Transformação que teve início com a descoberta de um universo fascinante e de outras possibilidades narrativas ao manipular imagens de profissionais da Abril e de agências de notícia estrangeiras, como assistente do laboratório fotográfico da editora.
Aos 17 anos, Bittar já empunhava a primeira câmera profissional. Influenciado pelas lições de mestres, como Eugène Atget e Henri Cartier-Bresson, flanava pela cidade em busca de imagens. Foi quando vieram as primeiras pautas profissionais nos jornais Diário de S.Paulo e Última Hora, nas revistas Placar, Quatro Rodas e Veja, onde teve sua primeira ocupação fixa. Nos anos 1970, ele integrou a equipe da revista Exame, colaborou com publicações da Costa Rica e do México, países onde morou, e viveu também um período em Recife, onde trabalhou para as editoras Bloch, Abril, o jornal O Estado de S.Paulo, e também clicou para veículos da imprensa nanica, como os jornais Movimento e Opinião, que faziam oposição ao regime militar.
Em 1977, Bittar integrou, ao lado do também fotógrafo Hélio Campos Mello, a equipe inaugural da revista IstoÉ, fundada pelo jornalista Mino Carta.
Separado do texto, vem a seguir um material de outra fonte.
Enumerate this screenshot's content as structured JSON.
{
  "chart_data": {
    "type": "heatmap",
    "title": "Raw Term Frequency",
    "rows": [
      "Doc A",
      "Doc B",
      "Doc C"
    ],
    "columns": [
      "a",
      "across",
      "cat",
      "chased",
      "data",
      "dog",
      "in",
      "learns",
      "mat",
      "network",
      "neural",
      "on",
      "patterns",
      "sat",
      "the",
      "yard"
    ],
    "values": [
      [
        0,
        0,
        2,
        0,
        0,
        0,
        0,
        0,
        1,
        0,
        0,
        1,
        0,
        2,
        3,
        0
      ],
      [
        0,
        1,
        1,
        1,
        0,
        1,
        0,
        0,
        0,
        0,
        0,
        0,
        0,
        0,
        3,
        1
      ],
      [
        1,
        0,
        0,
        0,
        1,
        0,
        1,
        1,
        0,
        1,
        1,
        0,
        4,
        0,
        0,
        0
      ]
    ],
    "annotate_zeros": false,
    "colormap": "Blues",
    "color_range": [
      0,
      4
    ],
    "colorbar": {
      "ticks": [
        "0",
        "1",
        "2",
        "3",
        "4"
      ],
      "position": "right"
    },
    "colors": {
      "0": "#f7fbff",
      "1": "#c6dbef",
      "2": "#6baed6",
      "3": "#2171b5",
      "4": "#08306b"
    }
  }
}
Bittar e Campos Mello cobriram para a IstoÉ as greves do ABC paulista, pólvora na fogueira que exigia a reabertura política no País. Dois anos mais tarde, na Convenção Nacional dos Metalúrgicos, em Poços de Caldas (MG), Bittar flagrou o então líder sindical e ex-presidente Lula de barriga despida, apontando o indicador direito para o umbigo.
A foto permaneceu inédita por quase 30 anos e tornou-se uma das mais emblemáticas imagens de Lula. Sobre ela e o ofício de fotojornalista, Bittar depôs no documentário João Bittar – Fotojornalismo com Caráter, uma homenagem do amigo Egberto Nogueira (fundador da Imã Foto Galeria, vitrine de dezenas de fotógrafos e uma importante escola de São Paulo, onde Bittar foi um dos mais disputados professores): “Para se fotografar bem, fazer bom fotojornalismo, é preciso ter perspectiva histórica, intenção de documentação, conhecer a si mesmo e saber bem o que você quer. Ver algumas fotos, depois de tanto tempo, é muito bom, torna tudo mais real. Existem fotos, como essa do Lula – certamente, a mais importante que fiz – que precisam de 30 anos ou até mais para serem divulgadas”.
Nos anos 1980, inspirado na mítica Magnum, de Robert Capa, Cartier-Bresson, George Rodger e David Seymour, Bittar fundou a Agência Angular, um marco na produção autoral de conteúdo fotojornalístico no País. Na década seguinte, em 1994, convidado para ser editor de fotografia da Folha de S.Paulo, implementou processos digitais para a produção fotográfica do jornal, antecipando uma revolução no fazer e publicar fotografia. Caminhos perseguidos com pioneirismo por ele e que se tornaram irremediáveis para todos os veículos de imprensa, na virada do século.
Bittar, que recentemente teve uma exposição em sua homenagem no Espaço Cultural Conjunto Nacional, em São Paulo (onde foi exibido pela primeira vez o documentário de Nogueira, disponível no YouTube), deixou mulher, a também fotógrafa Heloisa Ballarini, e três filhos, Marina, 30 anos, André, 23, e Thays, 21.
Sobre a importância de João Bittar – um obcecado por rock’n’roll e pela arte de documentar a história –, Campos Mello, hoje diretor de redação da Brasileiros, sintetizou: “No final dos anos 1970, João, com caráter, lente grande angular e Rolling Stones, ajudou a empurrar o fotojornalismo brasileiro para fora do porão, para longe do mal humor e da burrice da subserviência. Fez e registrou história, mas foi embora cedo, muito cedo”.